IRELAND
Washington Post
BY HENRY FARRELL
June 9
Over the last week, there has been international outrage over reports of mass deaths of babies at a former home for unwed mothers in western Ireland. The story is dreadful, it’s but also more complicated than many of these reports suggest. Here’s a rundown:
Is it true that the skeletons of nearly 800 babies and children have been discovered in a septic tank in Ireland?
No. Contrary to a great deal of reporting, including two stories published by The Washington Post, it doesn’t appear that there are 800 skeletons in a disused septic tank. Many of the early stories appear to have conflated two different sources of information. One comes from a local historian, Catherine Corless, who has discovered death certificates for nearly 800 babies and children at the home, which was run by the Bon Secours order of nuns from the 1920s to the 1960s. The other comes from two local men, who say that they found some kind of crypt beneath a concrete slab in the area containing a number of skeletons when they were playing as boys in the early 1970s. One of the men estimates that 20 skeletons were contained in the space. These two different sources have been conflated into the claim that a mass grave of babies and children was found in a septic tank. Corless, who appears to have been the crucial initial source of information, has since claimed: “I never said to anyone that 800 bodies were dumped in a septic tank. That did not come from me at any point.

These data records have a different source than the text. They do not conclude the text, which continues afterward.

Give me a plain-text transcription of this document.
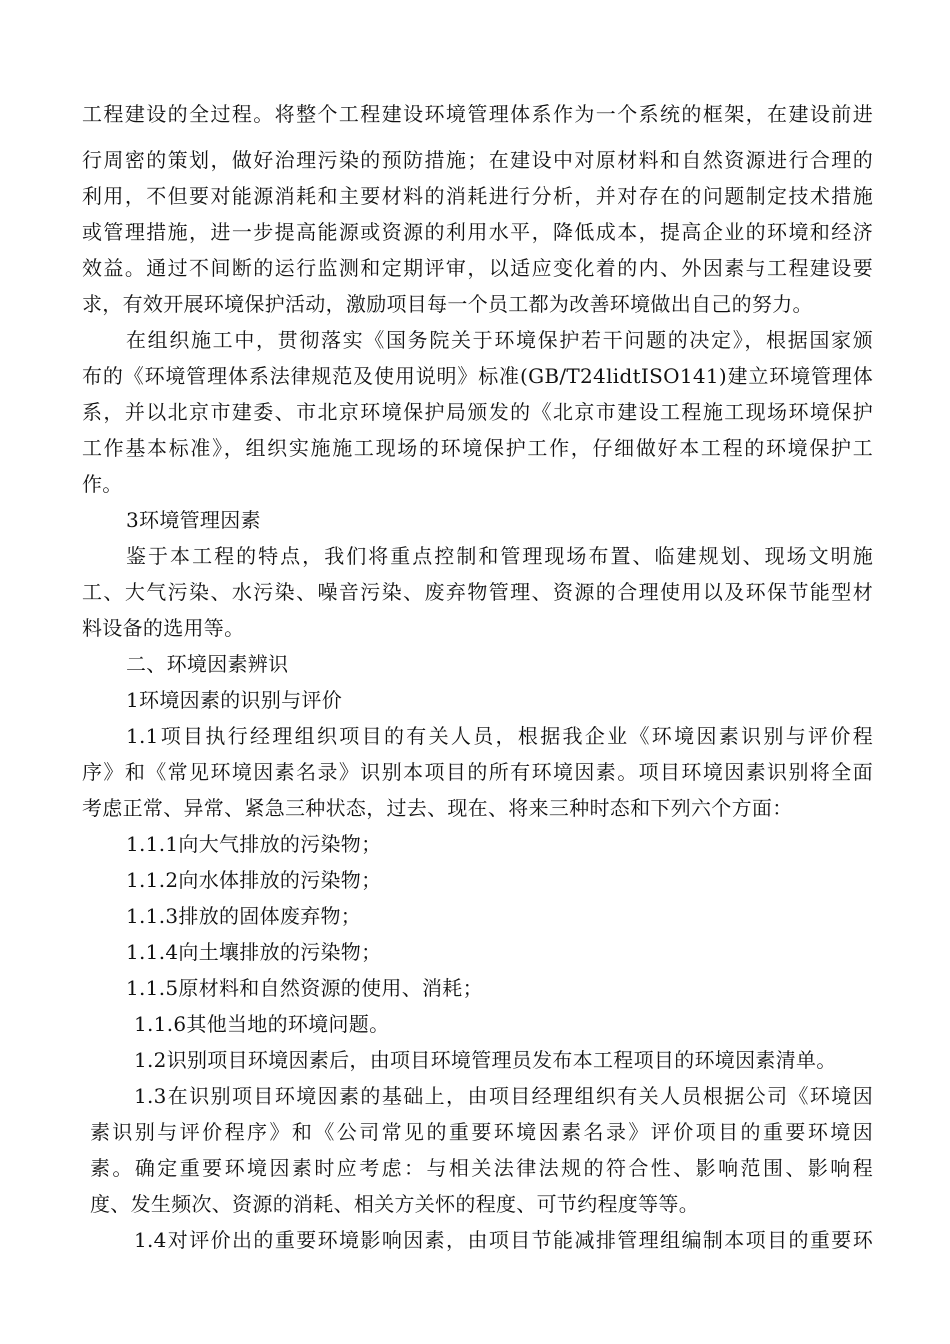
工程建设的全过程。将整个工程建设环境管理体系作为一个系统的框架，在建设前进
行周密的策划，做好治理污染的预防措施；在建设中对原材料和自然资源进行合理的
利用，不但要对能源消耗和主要材料的消耗进行分析，并对存在的问题制定技术措施
或管理措施，进一步提高能源或资源的利用水平，降低成本，提高企业的环境和经济
效益。通过不间断的运行监测和定期评审，以适应变化着的内、外因素与工程建设要
求，有效开展环境保护活动，激励项目每一个员工都为改善环境做出自己的努力。
在组织施工中，贯彻落实《国务院关于环境保护若干问题的决定》，根据国家颁
布的《环境管理体系法律规范及使用说明》标准(GB/T24lidtISO141)建立环境管理体
系，并以北京市建委、市北京环境保护局颁发的《北京市建设工程施工现场环境保护
工作基本标准》，组织实施施工现场的环境保护工作，仔细做好本工程的环境保护工
作。
3环境管理因素
鉴于本工程的特点，我们将重点控制和管理现场布置、临建规划、现场文明施
工、大气污染、水污染、噪音污染、废弃物管理、资源的合理使用以及环保节能型材
料设备的选用等。
二、环境因素辨识
1环境因素的识别与评价
1.1项目执行经理组织项目的有关人员，根据我企业《环境因素识别与评价程
序》和《常见环境因素名录》识别本项目的所有环境因素。项目环境因素识别将全面
考虑正常、异常、紧急三种状态，过去、现在、将来三种时态和下列六个方面：
1.1.1向大气排放的污染物；
1.1.2向水体排放的污染物；
1.1.3排放的固体废弃物；
1.1.4向土壤排放的污染物；
1.1.5原材料和自然资源的使用、消耗；
1.1.6其他当地的环境问题。
1.2识别项目环境因素后，由项目环境管理员发布本工程项目的环境因素清单。
1.3在识别项目环境因素的基础上，由项目经理组织有关人员根据公司《环境因
素识别与评价程序》和《公司常见的重要环境因素名录》评价项目的重要环境因
素。确定重要环境因素时应考虑：与相关法律法规的符合性、影响范围、影响程
度、发生频次、资源的消耗、相关方关怀的程度、可节约程度等等。
1.4对评价出的重要环境影响因素，由项目节能减排管理组编制本项目的重要环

They are not my words.”
So it’s all a big misunderstanding?
Not so fast. No one is challenging Corless’s archival research, which appears to show that nearly 800 babies and children died at the home over a period of 40 years, without burial records. Locals believe that they are buried in an unofficial graveyard at the back of the building, where they have built a small grotto and placed flowers. One expert on health and mortality in Ireland believes that the death rates are much higher than they ought to have been and deserve further investigation. Contemporary debates in Ireland’s parliament reveal that children born out of wedlock in Ireland in the 1920s had a mortality rate five times higher than normal, in part because of semi-deliberate neglect. In some years in some institutions, the mortality rate for such children seems to have been above 50 percent.